I think this would be the 1st time in a year where I was thrilled to see cars and people speeding by and welcomed the usual neighborhood birds like the Blue Jays, Gray Catbirds, Carolina Wrens and even a very helpful American Robin who was kind enough to give us directions to the car as you can see in the photo above! ;-)
We would also see quite a few other interesting birds along the way like the cute little owl above. So needless to say, we either have to settle for the fact that the warbler may not be in our cards this year or we will have to kidnap Bart on his way to the market one morning and not release him until be brings us to the exact location even if we don't get the warbler because at this point we just want to know where the dam rock is!! Just kidding of course..........Well......Kind of.... :-p
And speaking of owls, we decided to head to Prison Camp Road in Rutland after our trauma in Uxbridge as we found out from Dan and Deb, that this is a known breeding location for them and are known to respond to calls during the day so off we went as this would be yet another life bird for me. I would have had my coffee by now, so my eyes were sharper than before and I was thrilled to see this Broad-winged hawk perched on a tree as we made our way along the road.
And my caffeine induced eyes would also spot a tiny little hummingbird teed up on a tree and looking at the world which is one of my favorite ways to see hummingbirds as they always look so tiny and rather odd when I see them this way.

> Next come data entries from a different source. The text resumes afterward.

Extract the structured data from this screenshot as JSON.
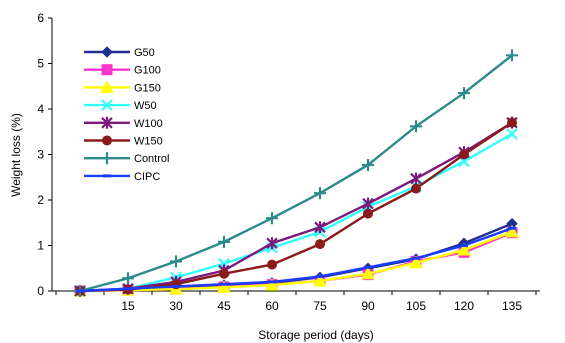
{
  "chart_data": {
    "type": "line",
    "xlabel": "Storage period (days)",
    "ylabel": "Weight loss (%)",
    "ylim": [
      0,
      6
    ],
    "yticks": [
      0,
      1,
      2,
      3,
      4,
      5,
      6
    ],
    "x": [
      0,
      15,
      30,
      45,
      60,
      75,
      90,
      105,
      120,
      135
    ],
    "xtick_labels": [
      "",
      "15",
      "30",
      "45",
      "60",
      "75",
      "90",
      "105",
      "120",
      "135"
    ],
    "grid": false,
    "legend_position": "top-left",
    "series": [
      {
        "name": "G50",
        "color": "#1f2f8f",
        "marker": "diamond",
        "values": [
          0,
          0.04,
          0.08,
          0.13,
          0.18,
          0.3,
          0.5,
          0.7,
          1.05,
          1.48
        ]
      },
      {
        "name": "G100",
        "color": "#ff33cc",
        "marker": "square",
        "values": [
          0,
          0.02,
          0.04,
          0.09,
          0.14,
          0.22,
          0.36,
          0.65,
          0.85,
          1.28
        ]
      },
      {
        "name": "G150",
        "color": "#ffff00",
        "marker": "triangle",
        "values": [
          0,
          0.02,
          0.04,
          0.08,
          0.13,
          0.22,
          0.38,
          0.62,
          0.9,
          1.3
        ]
      },
      {
        "name": "W50",
        "color": "#33ffff",
        "marker": "x",
        "values": [
          0,
          0.05,
          0.3,
          0.6,
          0.95,
          1.3,
          1.85,
          2.3,
          2.85,
          3.45
        ]
      },
      {
        "name": "W100",
        "color": "#7a1a7a",
        "marker": "star",
        "values": [
          0,
          0.05,
          0.2,
          0.45,
          1.05,
          1.4,
          1.92,
          2.47,
          3.05,
          3.7
        ]
      },
      {
        "name": "W150",
        "color": "#8b1a1a",
        "marker": "circle",
        "values": [
          0,
          0.03,
          0.15,
          0.38,
          0.58,
          1.03,
          1.7,
          2.25,
          3.0,
          3.7
        ]
      },
      {
        "name": "Control",
        "color": "#2e8b8b",
        "marker": "plus",
        "values": [
          0,
          0.28,
          0.65,
          1.08,
          1.6,
          2.15,
          2.77,
          3.62,
          4.35,
          5.18
        ]
      },
      {
        "name": "CIPC",
        "color": "#1a3cff",
        "marker": "dash",
        "values": [
          0,
          0.05,
          0.1,
          0.15,
          0.2,
          0.32,
          0.52,
          0.72,
          1.0,
          1.38
        ]
      }
    ]
  }
}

We would find our way to the gate we were referred to and knew right away that this was definitely Saw-whet Owl territory based on the habitat which is perfect for them to breed in.

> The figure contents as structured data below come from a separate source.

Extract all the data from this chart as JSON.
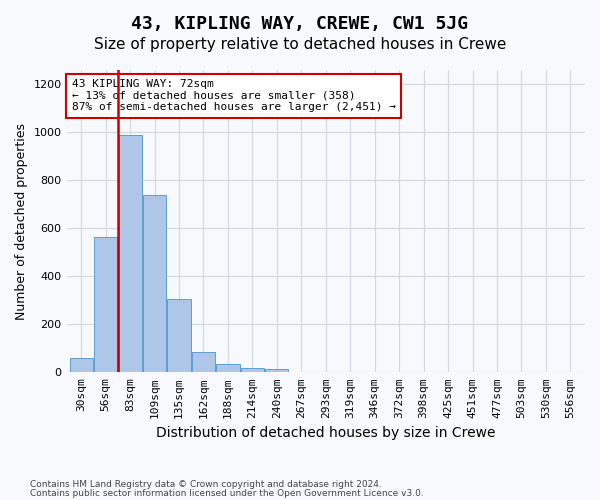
{
  "title": "43, KIPLING WAY, CREWE, CW1 5JG",
  "subtitle": "Size of property relative to detached houses in Crewe",
  "xlabel": "Distribution of detached houses by size in Crewe",
  "ylabel": "Number of detached properties",
  "footer_line1": "Contains HM Land Registry data © Crown copyright and database right 2024.",
  "footer_line2": "Contains public sector information licensed under the Open Government Licence v3.0.",
  "bin_labels": [
    "30sqm",
    "56sqm",
    "83sqm",
    "109sqm",
    "135sqm",
    "162sqm",
    "188sqm",
    "214sqm",
    "240sqm",
    "267sqm",
    "293sqm",
    "319sqm",
    "346sqm",
    "372sqm",
    "398sqm",
    "425sqm",
    "451sqm",
    "477sqm",
    "503sqm",
    "530sqm",
    "556sqm"
  ],
  "bar_values": [
    60,
    565,
    990,
    740,
    305,
    85,
    35,
    20,
    12,
    0,
    0,
    0,
    0,
    0,
    0,
    0,
    0,
    0,
    0,
    0,
    0
  ],
  "bar_color": "#aec6e8",
  "bar_edge_color": "#5a9fd4",
  "grid_color": "#d0d8e8",
  "vline_x": 1.5,
  "vline_color": "#cc0000",
  "annotation_text": "43 KIPLING WAY: 72sqm\n← 13% of detached houses are smaller (358)\n87% of semi-detached houses are larger (2,451) →",
  "annotation_box_color": "#ffffff",
  "annotation_box_edge": "#cc0000",
  "ylim": [
    0,
    1260
  ],
  "yticks": [
    0,
    200,
    400,
    600,
    800,
    1000,
    1200
  ],
  "title_fontsize": 13,
  "subtitle_fontsize": 11,
  "xlabel_fontsize": 10,
  "ylabel_fontsize": 9,
  "tick_fontsize": 8,
  "background_color": "#f7f9fc"
}
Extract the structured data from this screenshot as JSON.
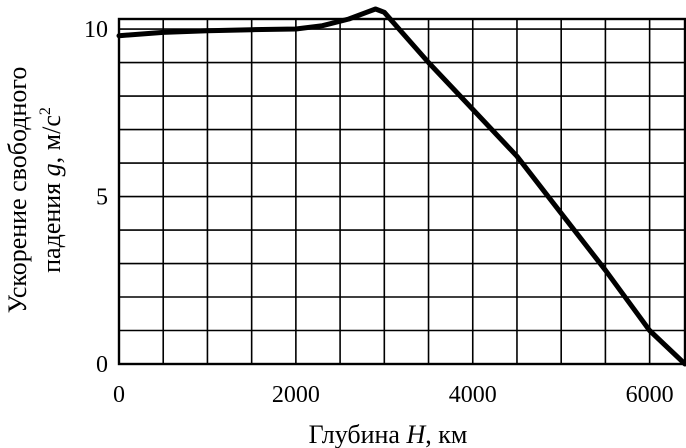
{
  "chart_data": {
    "type": "line",
    "x_ticks": [
      0,
      2000,
      4000,
      6000
    ],
    "y_ticks": [
      0,
      5,
      10
    ],
    "xlim": [
      0,
      6400
    ],
    "ylim": [
      0,
      10.3
    ],
    "x_grid_step": 500,
    "y_grid_step": 1,
    "grid": true,
    "xlabel": {
      "prefix": "Глубина ",
      "var": "H",
      "suffix": ", км"
    },
    "ylabel": {
      "line1": "Ускорение свободного",
      "line2_prefix": "падения ",
      "line2_var": "g",
      "line2_suffix": ", м/с",
      "line2_sup": "2"
    },
    "series": [
      {
        "x": [
          0,
          500,
          1000,
          1500,
          2000,
          2300,
          2600,
          2800,
          2900,
          3000,
          3500,
          4000,
          4500,
          5000,
          5500,
          6000,
          6400
        ],
        "y": [
          9.8,
          9.9,
          9.95,
          9.98,
          10.0,
          10.1,
          10.3,
          10.5,
          10.6,
          10.5,
          9.0,
          7.6,
          6.2,
          4.5,
          2.8,
          1.0,
          0
        ]
      }
    ]
  }
}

As we made our way along the path, we would see and hear quite a few really good birds including the always photogenic Cedar Waxwing above. We would play the call a few times and patiently await a return call, but that call would never come. We would hear a very noisy Alder Flycatcher from across the water which is always welcome to the ears, but would have preferred the owl even more. They are definitely in there, but we will just have to find out when the best time to get there would be as it is obviously not mid morning.
As we left, we would see this very handsome and vocal Red-eyed Vireo above so I just had to take its picture. All in all, another great day of birding despite not getting our two target birds for the day because after all, birding is great when you get some lifers and FOY's but seeing the regulars can be just as rewarding as all birds are wonderful if you just take the time to notice and study them

Take care all.


Idaho Birder said...

Please send a Scarlet Tanager to Idaho!

Andy said...

Another enjoyable post.
The signs on the garage and the rare bird sighting - the "Rock Owl".